95.  Lord Cameron of Dillington, Lord Feldman and Lord Norton of Louth also argued for more press officers in the Lords: "There is a marked disparity in the employment of press officers in the Lords compared to the Commons and, indeed, the Scottish Parliament (see Lords Hansard, 25 February 2009, col. WA89.) There is a compelling case for extending the resources of the Information Office, not least to double the number of press officers" (pp 65, 102-03, 116).

96.  One question which arose during our inquiry was how to balance the demands of different media. Ralph Negrine, Professor of Political Communication at the University of Sheffield, suggested that the House's committees should not focus on the mainstream media but should employ staff to target and communicate proactively with specialist audiences via specialist media and online media (pp 144-47). ITV Regions suggested that the House should do more with regional broadcast journalists "to highlight debates, issues and peers that are relevant to the regions they cover" (p 90). Lord Cameron of Dillington suggested that members could be encouraged to notify the Information Office of their local publications, and the Office could then notify those papers when the members made "meaningful" interventions (p 103). The Hansard Society went further, suggesting that the House should establish a regional press system "with each member invited to sign up, indicating their willingness to actively engage with local/regional media in a specified region. Each region should have an assigned press officer who co-ordinates the press/media work with the Peers" (pp 15; Q 23). Lord Norton of Louth suggested that the parliamentary outreach officers, who are already eastablished and based in the regions, could provide briefings to local media (p 65). Lord Hunt of Chesterton suggested that members could be more proactive by informing Information Office of significant speeches they intended to give, and the Information Office could offer advice (p 136). Lord Lipsey suggested that members should proactively engage with the press by "promoting specific causes" in which they were involved (p 141). John Hipwood, Political Editor of the Wolverhampton Express and Star, agreed that it was members themselves "who should be providing the links" and should be "more proactive in contacting members of the [press] gallery", and that position was shared by other journalists and broadcasters (QQ 188-89, 193-95, 213, 291-92, 294, 316-17).

97.  There is a limit to the amount that the press office can do. During the course of our inquiry, a modest increase in the staffing level of the office was agreed, and an additional press officer will be recruited. There is also a limit to what the office can do for individual members whilst maintaining its political neutrality. We recommend that the administration continue to build relations with regional and local media as well as national media. We recommend greater use of online media.

98.  The Puttnam Commission recommended that Parliament provide a formal induction for journalists joining the press gallery. The Hansard Society suggested to us that the induction should be formal as that would be "beneficial for the House" (Q 26). Furthermore, they proposed that such induction should be "enforced perhaps, for example, by linking the taking of an induction course to the provision of a parliamentary pass" (p 15). ITN, on the other hand, unsurprisingly said that a formal induction was "not necessary", but a voluntary, informal session might be useful "for those that wish to attend" (p 88). Lord Lipsey, Lord Norton of Louth and Baroness Thomas of Winchester thought that the House should help new members of the lobby to understand more about how the House operates (pp 65, 141, 163), and John Hipwood agreed that introductory sesssions would be "a good idea". He suggested that we follow up the proposal with the Chairman of the Press Gallery (Q 192).

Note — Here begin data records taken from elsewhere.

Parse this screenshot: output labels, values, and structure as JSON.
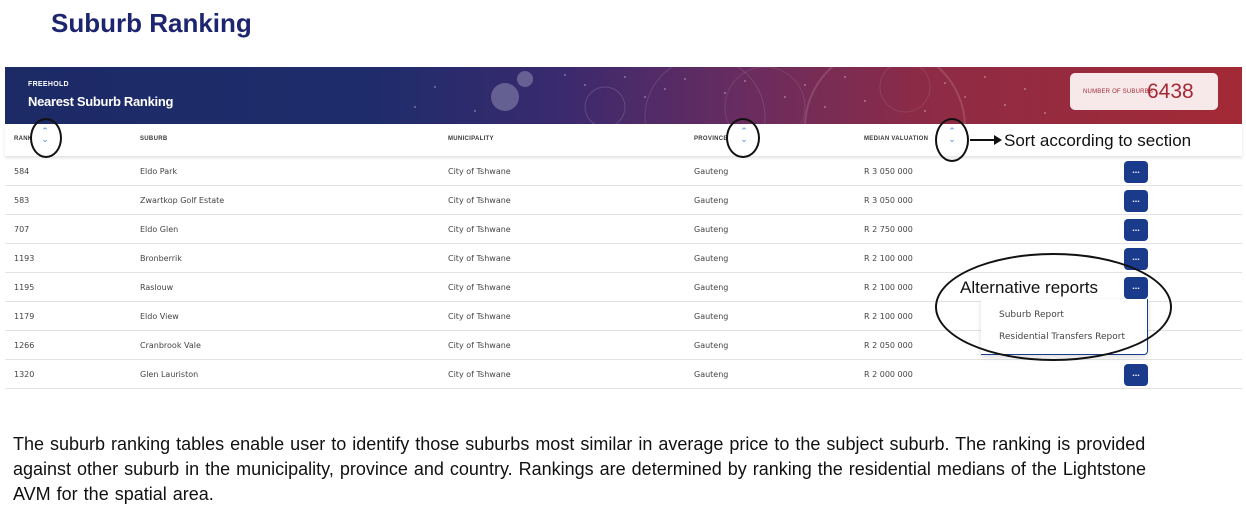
{
  "slide": {
    "title": "Suburb Ranking",
    "description": "The suburb ranking tables enable user to identify those suburbs most similar in average price to the subject suburb. The ranking is provided against other suburb in the municipality, province and country. Rankings are determined by ranking the residential medians of the Lightstone AVM for the spatial area."
  },
  "banner": {
    "subtitle": "FREEHOLD",
    "title": "Nearest Suburb Ranking",
    "count_label": "NUMBER OF SUBURBS",
    "count_value": "6438"
  },
  "columns": {
    "rank": "RANK",
    "suburb": "SUBURB",
    "municipality": "MUNICIPALITY",
    "province": "PROVINCE",
    "median": "MEDIAN VALUATION"
  },
  "rows": [
    {
      "rank": "584",
      "suburb": "Eldo Park",
      "municipality": "City of Tshwane",
      "province": "Gauteng",
      "median": "R 3 050 000",
      "action": "..."
    },
    {
      "rank": "583",
      "suburb": "Zwartkop Golf Estate",
      "municipality": "City of Tshwane",
      "province": "Gauteng",
      "median": "R 3 050 000",
      "action": "..."
    },
    {
      "rank": "707",
      "suburb": "Eldo Glen",
      "municipality": "City of Tshwane",
      "province": "Gauteng",
      "median": "R 2 750 000",
      "action": "..."
    },
    {
      "rank": "1193",
      "suburb": "Bronberrik",
      "municipality": "City of Tshwane",
      "province": "Gauteng",
      "median": "R 2 100 000",
      "action": "..."
    },
    {
      "rank": "1195",
      "suburb": "Raslouw",
      "municipality": "City of Tshwane",
      "province": "Gauteng",
      "median": "R 2 100 000",
      "action": "..."
    },
    {
      "rank": "1179",
      "suburb": "Eldo View",
      "municipality": "City of Tshwane",
      "province": "Gauteng",
      "median": "R 2 100 000",
      "action": "..."
    },
    {
      "rank": "1266",
      "suburb": "Cranbrook Vale",
      "municipality": "City of Tshwane",
      "province": "Gauteng",
      "median": "R 2 050 000",
      "action": "..."
    },
    {
      "rank": "1320",
      "suburb": "Glen Lauriston",
      "municipality": "City of Tshwane",
      "province": "Gauteng",
      "median": "R 2 000 000",
      "action": "..."
    }
  ],
  "dropdown": {
    "items": [
      "Suburb Report",
      "Residential Transfers Report"
    ]
  },
  "callouts": {
    "sort": "Sort according to section",
    "alt": "Alternative reports"
  },
  "colors": {
    "title": "#1d2570",
    "banner_left": "#1c2a66",
    "banner_right": "#a32a35",
    "button": "#1a3a8c",
    "sort_icon": "#4a90d9"
  }
}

99.  We recommend that the House experiment with offering information sessions to members of the press gallery, and our Chairman will write to the Chairman of the Press Gallery to take forward this recommendation.

100.  The Hansard Society suggested that the House should explore what support it "might provide to accredited journalism training providers across the country" The objective would be to "ensure that journalism training schemes across the country are offered support in covering the House of Lords effectively as part of their training programme … This will have long-term benefits in educating the next generation of journalists about the role and work of the House of Lords" (pp 11, 15-16).

101.  We recommend that the administration explore possible links with journalism courses.